Yeah, that was an especially egregious…I’m not even sure it’s a plot hole. It’s just a really obvious misrepresentation of what happened in the original movie. There was no reason for that.
Best I can recall -
Newt (the scientist that first drifted with the kaiju in PR) is helping the Shao company develop a line of drone Jaegers. Once Gipsy Avenger defeats the rogue Obsidian Fury, and open it’s conn pod, they find that instead of people, it is piloted by a kaiju brain.
Basically, Newt’s gone off the deep end from doing too much kaiju-drifting, and as we learned from Hannibal Chau, “it goes both ways.” So he’s like possessed by the aliens or something, and at times, acts as their representative.
I don’t think it’s ever explained how Newt managed to create a super-awesome black drone Jaeger when the other drone Jaegers were white and just regular-awesome.
Just watched the original Pacific Rim last night, and I thought of something: Cannonballs. Old-school cannonballs.
If the objective was to inflict blunt-force trauma on the kaiju, why not use non-explosive projectiles? If you made them big enough, they likely wouldn’t even break the skin most of the time. Just pummel them with kaijuballs until they’re toast.

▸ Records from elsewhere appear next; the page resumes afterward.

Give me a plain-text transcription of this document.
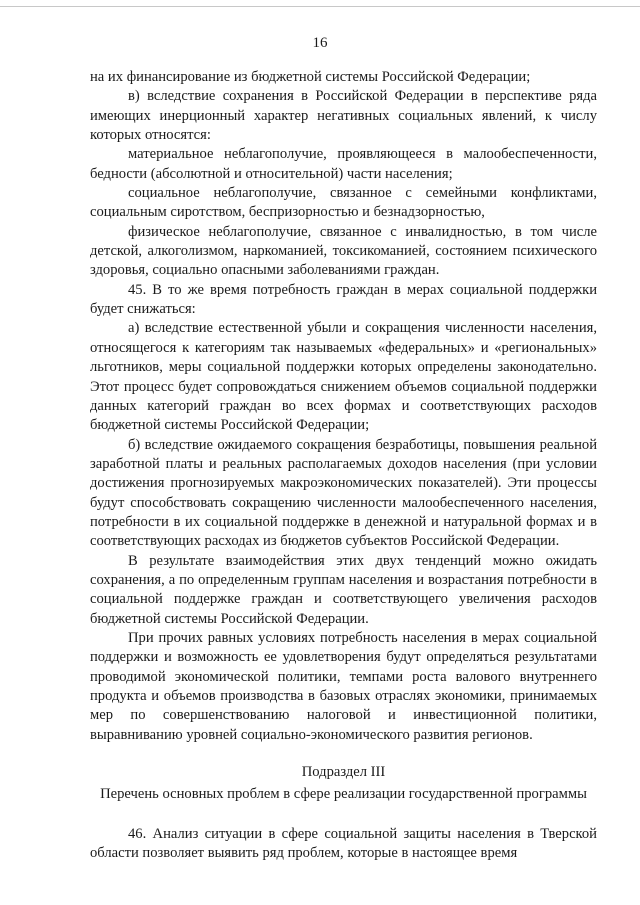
16

на их финансирование из бюджетной системы Российской Федерации;

в) вследствие сохранения в Российской Федерации в перспективе ряда имеющих инерционный характер негативных социальных явлений, к числу которых относятся:

материальное неблагополучие, проявляющееся в малообеспеченности, бедности (абсолютной и относительной) части населения;

социальное неблагополучие, связанное с семейными конфликтами, социальным сиротством, беспризорностью и безнадзорностью,

физическое неблагополучие, связанное с инвалидностью, в том числе детской, алкоголизмом, наркоманией, токсикоманией, состоянием психического здоровья, социально опасными заболеваниями граждан.

45. В то же время потребность граждан в мерах социальной поддержки будет снижаться:

а) вследствие естественной убыли и сокращения численности населения, относящегося к категориям так называемых «федеральных» и «региональных» льготников, меры социальной поддержки которых определены законодательно. Этот процесс будет сопровождаться снижением объемов социальной поддержки данных категорий граждан во всех формах и соответствующих расходов бюджетной системы Российской Федерации;

б) вследствие ожидаемого сокращения безработицы, повышения реальной заработной платы и реальных располагаемых доходов населения (при условии достижения прогнозируемых макроэкономических показателей). Эти процессы будут способствовать сокращению численности малообеспеченного населения, потребности в их социальной поддержке в денежной и натуральной формах и в соответствующих расходах из бюджетов субъектов Российской Федерации.

В результате взаимодействия этих двух тенденций можно ожидать сохранения, а по определенным группам населения и возрастания потребности в социальной поддержке граждан и соответствующего увеличения расходов бюджетной системы Российской Федерации.

При прочих равных условиях потребность населения в мерах социальной поддержки и возможность ее удовлетворения будут определяться результатами проводимой экономической политики, темпами роста валового внутреннего продукта и объемов производства в базовых отраслях экономики, принимаемых мер по совершенствованию налоговой и инвестиционной политики, выравниванию уровней социально-экономического развития регионов.

Подраздел III

Перечень основных проблем в сфере реализации государственной программы

46. Анализ ситуации в сфере социальной защиты населения в Тверской области позволяет выявить ряд проблем, которые в настоящее время
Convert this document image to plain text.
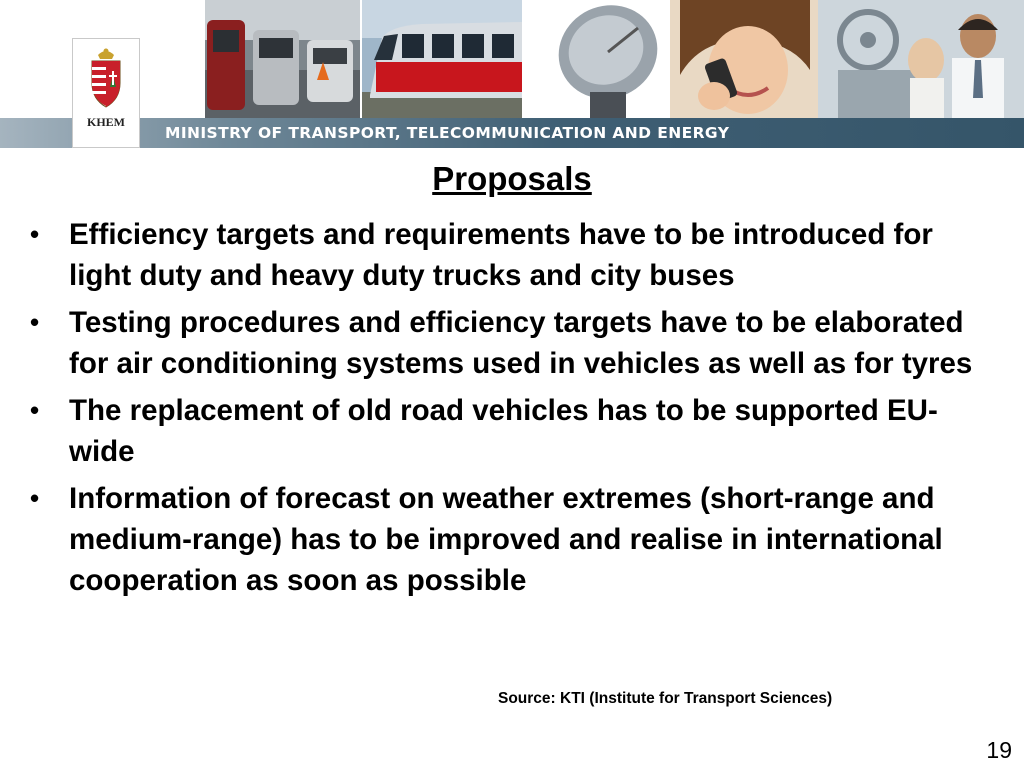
MINISTRY OF TRANSPORT, TELECOMMUNICATION AND ENERGY
KHEM
Proposals
• Efficiency targets and requirements have to be introduced for light duty and heavy duty trucks and city buses
• Testing procedures and efficiency targets have to be elaborated for air conditioning systems used in vehicles as well as for tyres
• The replacement of old road vehicles has to be supported EU-wide
• Information of forecast on weather extremes (short-range and medium-range) has to be improved and realise in international cooperation as soon as possible
Source: KTI (Institute for Transport Sciences)
19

Our current systems for delivering bombs and missiles could be adapted to deliver the kaijuballs with great accuracy. It would be expensive to implement, yes, and dealing with such heavy projectiles would bring its own set of problems, but the cost would be nothing compared to the Jaeger program.
The kaijuballs themselves would even be relatively cheap, because the materials could come from the wreckage of cities that had been attacked.
Of course to kaijuball plan has one fatal flaw - no giant robots would be necessary. Darn.